Model for Proton Transport Coupled to Protein Conformational Change: Application to Proton Pumping in the Bacteriorhodopsin Photocycle

Abstract

A modeling method is presented for protein systems in which proton transport is coupled to conformational change, as in proton pumps and in motors driven by the proton-motive force. Previously developed methods for calculating pKa values in proteins using a macroscopic dielectric model are extended beyond the equilibrium case to a master-equation model for the time evolution of the system through states defined by ionization microstate and a discrete set of conformers. The macroscopic dielectric model supplies free energy changes for changes of protonation microstate, while the method for obtaining the energetics of conformational change and the relaxation rates, the other ingredients needed for the master equation, are system dependent. The method is applied to the photoactivated proton pump, bacteriorhodopsin, using conformational free energy differences from experiment and treating relaxation rates through three adjustable parameters.
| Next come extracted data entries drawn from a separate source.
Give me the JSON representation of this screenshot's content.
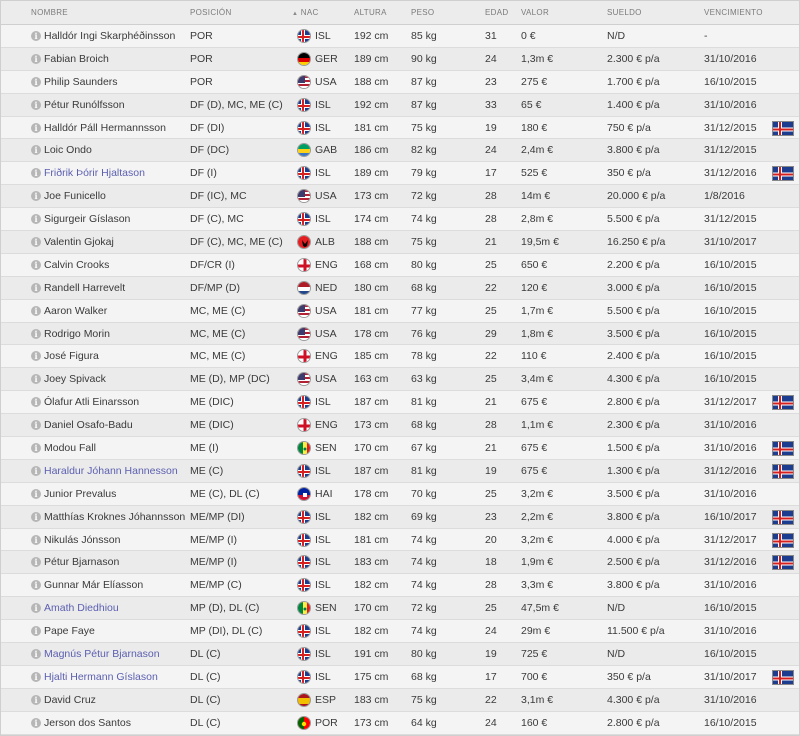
{
  "header": {
    "nombre": "NOMBRE",
    "posicion": "POSICIÓN",
    "nac": "NAC",
    "altura": "ALTURA",
    "peso": "PESO",
    "edad": "EDAD",
    "valor": "VALOR",
    "sueldo": "SUELDO",
    "vencimiento": "VENCIMIENTO",
    "nac_sort_icon": "sort-arrow-icon"
  },
  "colors": {
    "loan_name": "#5b5fb0",
    "ISL": [
      "#1c3c8f",
      "#ffffff",
      "#d62020"
    ],
    "GER": [
      "#000000",
      "#dd0000",
      "#ffce00"
    ],
    "USA": [
      "#b22234",
      "#ffffff",
      "#3c3b6e"
    ],
    "GAB": [
      "#009e60",
      "#fcd116",
      "#3a75c4"
    ],
    "ALB": [
      "#e41e20",
      "#000000"
    ],
    "ENG": [
      "#ffffff",
      "#ce1124"
    ],
    "NED": [
      "#ae1c28",
      "#ffffff",
      "#21468b"
    ],
    "SEN": [
      "#00853f",
      "#fdef42",
      "#e31b23"
    ],
    "HAI": [
      "#00209f",
      "#d21034"
    ],
    "ESP": [
      "#aa151b",
      "#f1bf00"
    ],
    "POR": [
      "#006600",
      "#ff0000"
    ]
  },
  "players": [
    {
      "name": "Halldór Ingi Skarphéðinsson",
      "loan": false,
      "pos": "POR",
      "nat": "ISL",
      "height": "192 cm",
      "weight": "85 kg",
      "age": "31",
      "value": "0 €",
      "wage": "N/D",
      "expiry": "-",
      "emblem": false
    },
    {
      "name": "Fabian Broich",
      "loan": false,
      "pos": "POR",
      "nat": "GER",
      "height": "189 cm",
      "weight": "90 kg",
      "age": "24",
      "value": "1,3m €",
      "wage": "2.300 € p/a",
      "expiry": "31/10/2016",
      "emblem": false
    },
    {
      "name": "Philip Saunders",
      "loan": false,
      "pos": "POR",
      "nat": "USA",
      "height": "188 cm",
      "weight": "87 kg",
      "age": "23",
      "value": "275 €",
      "wage": "1.700 € p/a",
      "expiry": "16/10/2015",
      "emblem": false
    },
    {
      "name": "Pétur Runólfsson",
      "loan": false,
      "pos": "DF (D), MC, ME (C)",
      "nat": "ISL",
      "height": "192 cm",
      "weight": "87 kg",
      "age": "33",
      "value": "65 €",
      "wage": "1.400 € p/a",
      "expiry": "31/10/2016",
      "emblem": false
    },
    {
      "name": "Halldór Páll Hermannsson",
      "loan": false,
      "pos": "DF (DI)",
      "nat": "ISL",
      "height": "181 cm",
      "weight": "75 kg",
      "age": "19",
      "value": "180 €",
      "wage": "750 € p/a",
      "expiry": "31/12/2015",
      "emblem": true
    },
    {
      "name": "Loic Ondo",
      "loan": false,
      "pos": "DF (DC)",
      "nat": "GAB",
      "height": "186 cm",
      "weight": "82 kg",
      "age": "24",
      "value": "2,4m €",
      "wage": "3.800 € p/a",
      "expiry": "31/12/2015",
      "emblem": false
    },
    {
      "name": "Friðrik Þórir Hjaltason",
      "loan": true,
      "pos": "DF (I)",
      "nat": "ISL",
      "height": "189 cm",
      "weight": "79 kg",
      "age": "17",
      "value": "525 €",
      "wage": "350 € p/a",
      "expiry": "31/12/2016",
      "emblem": true
    },
    {
      "name": "Joe Funicello",
      "loan": false,
      "pos": "DF (IC), MC",
      "nat": "USA",
      "height": "173 cm",
      "weight": "72 kg",
      "age": "28",
      "value": "14m €",
      "wage": "20.000 € p/a",
      "expiry": "1/8/2016",
      "emblem": false
    },
    {
      "name": "Sigurgeir Gíslason",
      "loan": false,
      "pos": "DF (C), MC",
      "nat": "ISL",
      "height": "174 cm",
      "weight": "74 kg",
      "age": "28",
      "value": "2,8m €",
      "wage": "5.500 € p/a",
      "expiry": "31/12/2015",
      "emblem": false
    },
    {
      "name": "Valentin Gjokaj",
      "loan": false,
      "pos": "DF (C), MC, ME (C)",
      "nat": "ALB",
      "height": "188 cm",
      "weight": "75 kg",
      "age": "21",
      "value": "19,5m €",
      "wage": "16.250 € p/a",
      "expiry": "31/10/2017",
      "emblem": false
    },
    {
      "name": "Calvin Crooks",
      "loan": false,
      "pos": "DF/CR (I)",
      "nat": "ENG",
      "height": "168 cm",
      "weight": "80 kg",
      "age": "25",
      "value": "650 €",
      "wage": "2.200 € p/a",
      "expiry": "16/10/2015",
      "emblem": false
    },
    {
      "name": "Randell Harrevelt",
      "loan": false,
      "pos": "DF/MP (D)",
      "nat": "NED",
      "height": "180 cm",
      "weight": "68 kg",
      "age": "22",
      "value": "120 €",
      "wage": "3.000 € p/a",
      "expiry": "16/10/2015",
      "emblem": false
    },
    {
      "name": "Aaron Walker",
      "loan": false,
      "pos": "MC, ME (C)",
      "nat": "USA",
      "height": "181 cm",
      "weight": "77 kg",
      "age": "25",
      "value": "1,7m €",
      "wage": "5.500 € p/a",
      "expiry": "16/10/2015",
      "emblem": false
    },
    {
      "name": "Rodrigo Morin",
      "loan": false,
      "pos": "MC, ME (C)",
      "nat": "USA",
      "height": "178 cm",
      "weight": "76 kg",
      "age": "29",
      "value": "1,8m €",
      "wage": "3.500 € p/a",
      "expiry": "16/10/2015",
      "emblem": false
    },
    {
      "name": "José Figura",
      "loan": false,
      "pos": "MC, ME (C)",
      "nat": "ENG",
      "height": "185 cm",
      "weight": "78 kg",
      "age": "22",
      "value": "110 €",
      "wage": "2.400 € p/a",
      "expiry": "16/10/2015",
      "emblem": false
    },
    {
      "name": "Joey Spivack",
      "loan": false,
      "pos": "ME (D), MP (DC)",
      "nat": "USA",
      "height": "163 cm",
      "weight": "63 kg",
      "age": "25",
      "value": "3,4m €",
      "wage": "4.300 € p/a",
      "expiry": "16/10/2015",
      "emblem": false
    },
    {
      "name": "Ólafur Atli Einarsson",
      "loan": false,
      "pos": "ME (DIC)",
      "nat": "ISL",
      "height": "187 cm",
      "weight": "81 kg",
      "age": "21",
      "value": "675 €",
      "wage": "2.800 € p/a",
      "expiry": "31/12/2017",
      "emblem": true
    },
    {
      "name": "Daniel Osafo-Badu",
      "loan": false,
      "pos": "ME (DIC)",
      "nat": "ENG",
      "height": "173 cm",
      "weight": "68 kg",
      "age": "28",
      "value": "1,1m €",
      "wage": "2.300 € p/a",
      "expiry": "31/10/2016",
      "emblem": false
    },
    {
      "name": "Modou Fall",
      "loan": false,
      "pos": "ME (I)",
      "nat": "SEN",
      "height": "170 cm",
      "weight": "67 kg",
      "age": "21",
      "value": "675 €",
      "wage": "1.500 € p/a",
      "expiry": "31/10/2016",
      "emblem": true
    },
    {
      "name": "Haraldur Jóhann Hannesson",
      "loan": true,
      "pos": "ME (C)",
      "nat": "ISL",
      "height": "187 cm",
      "weight": "81 kg",
      "age": "19",
      "value": "675 €",
      "wage": "1.300 € p/a",
      "expiry": "31/12/2016",
      "emblem": true
    },
    {
      "name": "Junior Prevalus",
      "loan": false,
      "pos": "ME (C), DL (C)",
      "nat": "HAI",
      "height": "178 cm",
      "weight": "70 kg",
      "age": "25",
      "value": "3,2m €",
      "wage": "3.500 € p/a",
      "expiry": "31/10/2016",
      "emblem": false
    },
    {
      "name": "Matthías Kroknes Jóhannsson",
      "loan": false,
      "pos": "ME/MP (DI)",
      "nat": "ISL",
      "height": "182 cm",
      "weight": "69 kg",
      "age": "23",
      "value": "2,2m €",
      "wage": "3.800 € p/a",
      "expiry": "16/10/2017",
      "emblem": true
    },
    {
      "name": "Nikulás Jónsson",
      "loan": false,
      "pos": "ME/MP (I)",
      "nat": "ISL",
      "height": "181 cm",
      "weight": "74 kg",
      "age": "20",
      "value": "3,2m €",
      "wage": "4.000 € p/a",
      "expiry": "31/12/2017",
      "emblem": true
    },
    {
      "name": "Pétur Bjarnason",
      "loan": false,
      "pos": "ME/MP (I)",
      "nat": "ISL",
      "height": "183 cm",
      "weight": "74 kg",
      "age": "18",
      "value": "1,9m €",
      "wage": "2.500 € p/a",
      "expiry": "31/12/2016",
      "emblem": true
    },
    {
      "name": "Gunnar Már Elíasson",
      "loan": false,
      "pos": "ME/MP (C)",
      "nat": "ISL",
      "height": "182 cm",
      "weight": "74 kg",
      "age": "28",
      "value": "3,3m €",
      "wage": "3.800 € p/a",
      "expiry": "31/10/2016",
      "emblem": false
    },
    {
      "name": "Amath Diedhiou",
      "loan": true,
      "pos": "MP (D), DL (C)",
      "nat": "SEN",
      "height": "170 cm",
      "weight": "72 kg",
      "age": "25",
      "value": "47,5m €",
      "wage": "N/D",
      "expiry": "16/10/2015",
      "emblem": false
    },
    {
      "name": "Pape Faye",
      "loan": false,
      "pos": "MP (DI), DL (C)",
      "nat": "ISL",
      "height": "182 cm",
      "weight": "74 kg",
      "age": "24",
      "value": "29m €",
      "wage": "11.500 € p/a",
      "expiry": "31/10/2016",
      "emblem": false
    },
    {
      "name": "Magnús Pétur Bjarnason",
      "loan": true,
      "pos": "DL (C)",
      "nat": "ISL",
      "height": "191 cm",
      "weight": "80 kg",
      "age": "19",
      "value": "725 €",
      "wage": "N/D",
      "expiry": "16/10/2015",
      "emblem": false
    },
    {
      "name": "Hjalti Hermann Gíslason",
      "loan": true,
      "pos": "DL (C)",
      "nat": "ISL",
      "height": "175 cm",
      "weight": "68 kg",
      "age": "17",
      "value": "700 €",
      "wage": "350 € p/a",
      "expiry": "31/10/2017",
      "emblem": true
    },
    {
      "name": "David Cruz",
      "loan": false,
      "pos": "DL (C)",
      "nat": "ESP",
      "height": "183 cm",
      "weight": "75 kg",
      "age": "22",
      "value": "3,1m €",
      "wage": "4.300 € p/a",
      "expiry": "31/10/2016",
      "emblem": false
    },
    {
      "name": "Jerson dos Santos",
      "loan": false,
      "pos": "DL (C)",
      "nat": "POR",
      "height": "173 cm",
      "weight": "64 kg",
      "age": "24",
      "value": "160 €",
      "wage": "2.800 € p/a",
      "expiry": "16/10/2015",
      "emblem": false
    }
  ]
}
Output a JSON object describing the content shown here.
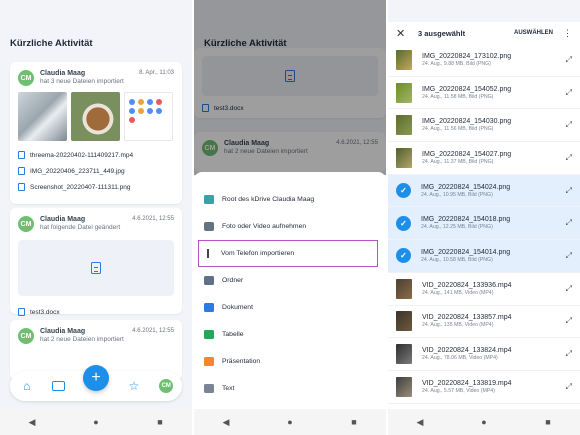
{
  "left_panel": {
    "title": "Kürzliche Aktivität",
    "cards": [
      {
        "avatar": "CM",
        "name": "Claudia Maag",
        "subtitle": "hat 3 neue Dateien importiert",
        "date": "8. Apr., 11:03",
        "files": [
          "threema-20220402-111409217.mp4",
          "IMG_20220406_223711_449.jpg",
          "Screenshot_20220407-111311.png"
        ]
      },
      {
        "avatar": "CM",
        "name": "Claudia Maag",
        "subtitle": "hat folgende Datei geändert",
        "date": "4.6.2021, 12:55",
        "files": [
          "test3.docx"
        ]
      },
      {
        "avatar": "CM",
        "name": "Claudia Maag",
        "subtitle": "hat 2 neue Dateien importiert",
        "date": "4.6.2021, 12:55"
      }
    ],
    "nav": {
      "fab": "+",
      "avatar": "CM"
    }
  },
  "middle_panel": {
    "title": "Kürzliche Aktivität",
    "background_file": "test3.docx",
    "background_card": {
      "name": "Claudia Maag",
      "subtitle": "hat 2 neue Dateien importiert",
      "date": "4.6.2021, 12:55"
    },
    "menu": [
      {
        "label": "Root des kDrive Claudia Maag",
        "icon": "root-icon"
      },
      {
        "label": "Foto oder Video aufnehmen",
        "icon": "camera-icon"
      },
      {
        "label": "Vom Telefon importieren",
        "icon": "upload-icon",
        "highlighted": true
      },
      {
        "label": "Ordner",
        "icon": "folder-icon"
      },
      {
        "label": "Dokument",
        "icon": "document-icon"
      },
      {
        "label": "Tabelle",
        "icon": "spreadsheet-icon"
      },
      {
        "label": "Präsentation",
        "icon": "presentation-icon"
      },
      {
        "label": "Text",
        "icon": "text-icon"
      }
    ]
  },
  "right_panel": {
    "header": {
      "close": "✕",
      "count": "3 ausgewählt",
      "select_all": "AUSWÄHLEN",
      "more": "⋮"
    },
    "items": [
      {
        "name": "IMG_20220824_173102.png",
        "meta": "24. Aug., 9.88 MB, Bild (PNG)",
        "selected": false
      },
      {
        "name": "IMG_20220824_154052.png",
        "meta": "24. Aug., 11.58 MB, Bild (PNG)",
        "selected": false
      },
      {
        "name": "IMG_20220824_154030.png",
        "meta": "24. Aug., 11.56 MB, Bild (PNG)",
        "selected": false
      },
      {
        "name": "IMG_20220824_154027.png",
        "meta": "24. Aug., 11.37 MB, Bild (PNG)",
        "selected": false
      },
      {
        "name": "IMG_20220824_154024.png",
        "meta": "24. Aug., 10.95 MB, Bild (PNG)",
        "selected": true
      },
      {
        "name": "IMG_20220824_154018.png",
        "meta": "24. Aug., 12.25 MB, Bild (PNG)",
        "selected": true
      },
      {
        "name": "IMG_20220824_154014.png",
        "meta": "24. Aug., 10.58 MB, Bild (PNG)",
        "selected": true
      },
      {
        "name": "VID_20220824_133936.mp4",
        "meta": "24. Aug., 141 MB, Video (MP4)",
        "selected": false
      },
      {
        "name": "VID_20220824_133857.mp4",
        "meta": "24. Aug., 135 MB, Video (MP4)",
        "selected": false
      },
      {
        "name": "VID_20220824_133824.mp4",
        "meta": "24. Aug., 78.06 MB, Video (MP4)",
        "selected": false
      },
      {
        "name": "VID_20220824_133819.mp4",
        "meta": "24. Aug., 5.57 MB, Video (MP4)",
        "selected": false
      }
    ]
  },
  "system_nav": {
    "back": "◀",
    "home": "●",
    "recents": "■"
  }
}
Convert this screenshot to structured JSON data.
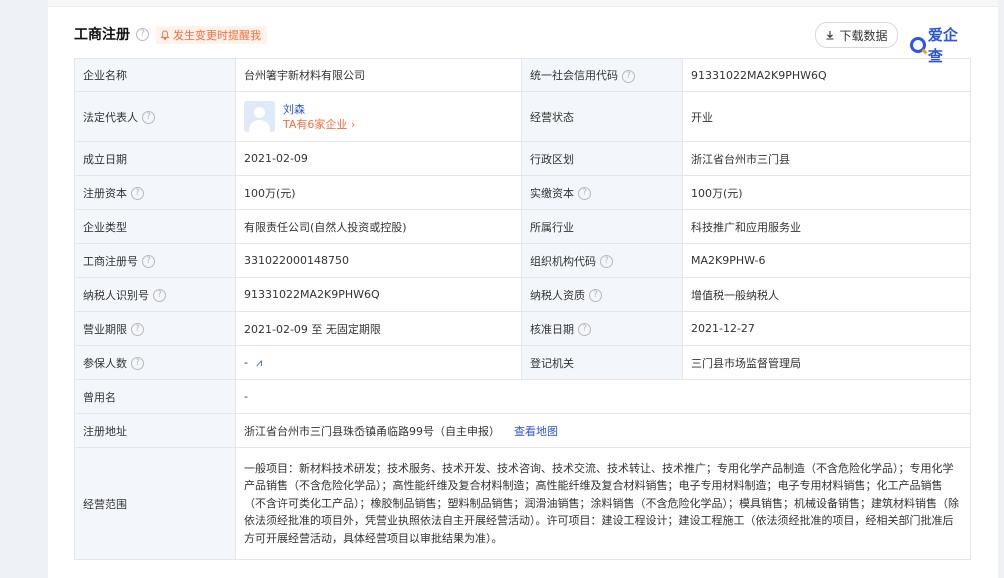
{
  "header": {
    "title": "工商注册",
    "alert": "发生变更时提醒我",
    "download_label": "下载数据",
    "logo_text": "爱企查"
  },
  "colors": {
    "accent": "#2a55e5",
    "alert": "#ff6a3d",
    "label_bg": "#f3f6fa"
  },
  "table": {
    "company_name_label": "企业名称",
    "company_name": "台州箸宇新材料有限公司",
    "credit_code_label": "统一社会信用代码",
    "credit_code": "91331022MA2K9PHW6Q",
    "legal_rep_label": "法定代表人",
    "legal_rep_name": "刘森",
    "legal_rep_companies": "TA有6家企业 ›",
    "status_label": "经营状态",
    "status": "开业",
    "founded_label": "成立日期",
    "founded": "2021-02-09",
    "region_label": "行政区划",
    "region": "浙江省台州市三门县",
    "reg_capital_label": "注册资本",
    "reg_capital": "100万(元)",
    "paid_capital_label": "实缴资本",
    "paid_capital": "100万(元)",
    "type_label": "企业类型",
    "type": "有限责任公司(自然人投资或控股)",
    "industry_label": "所属行业",
    "industry": "科技推广和应用服务业",
    "reg_no_label": "工商注册号",
    "reg_no": "331022000148750",
    "org_code_label": "组织机构代码",
    "org_code": "MA2K9PHW-6",
    "taxpayer_id_label": "纳税人识别号",
    "taxpayer_id": "91331022MA2K9PHW6Q",
    "taxpayer_type_label": "纳税人资质",
    "taxpayer_type": "增值税一般纳税人",
    "term_label": "营业期限",
    "term": "2021-02-09 至 无固定期限",
    "approved_label": "核准日期",
    "approved": "2021-12-27",
    "insured_label": "参保人数",
    "insured": "-",
    "authority_label": "登记机关",
    "authority": "三门县市场监督管理局",
    "former_name_label": "曾用名",
    "former_name": "-",
    "address_label": "注册地址",
    "address": "浙江省台州市三门县珠岙镇甬临路99号（自主申报）",
    "map_link": "查看地图",
    "scope_label": "经营范围",
    "scope": "一般项目：新材料技术研发；技术服务、技术开发、技术咨询、技术交流、技术转让、技术推广；专用化学产品制造（不含危险化学品）；专用化学产品销售（不含危险化学品）；高性能纤维及复合材料制造；高性能纤维及复合材料销售；电子专用材料制造；电子专用材料销售；化工产品销售（不含许可类化工产品）；橡胶制品销售；塑料制品销售；润滑油销售；涂料销售（不含危险化学品）；模具销售；机械设备销售；建筑材料销售（除依法须经批准的项目外，凭营业执照依法自主开展经营活动）。许可项目：建设工程设计；建设工程施工（依法须经批准的项目，经相关部门批准后方可开展经营活动，具体经营项目以审批结果为准）。"
  }
}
The model is found to pump protons with an efficiency relatively insensitive to parameter choice over a wide range of parameter values, and most of the main features of the known photocycle from very early M to the return to the resting state are reproduced. The boundaries of these parameter ranges are such that short-range proton transfers are faster than longer-range ones, which in turn are faster than conformational changes. No relaxation rates depend on conformation. The results suggest that an "accessibility switch", while not ruled out, is not required and that vectorial proton transport can be achieved through the coupling of the energetics of ionization and conformational states.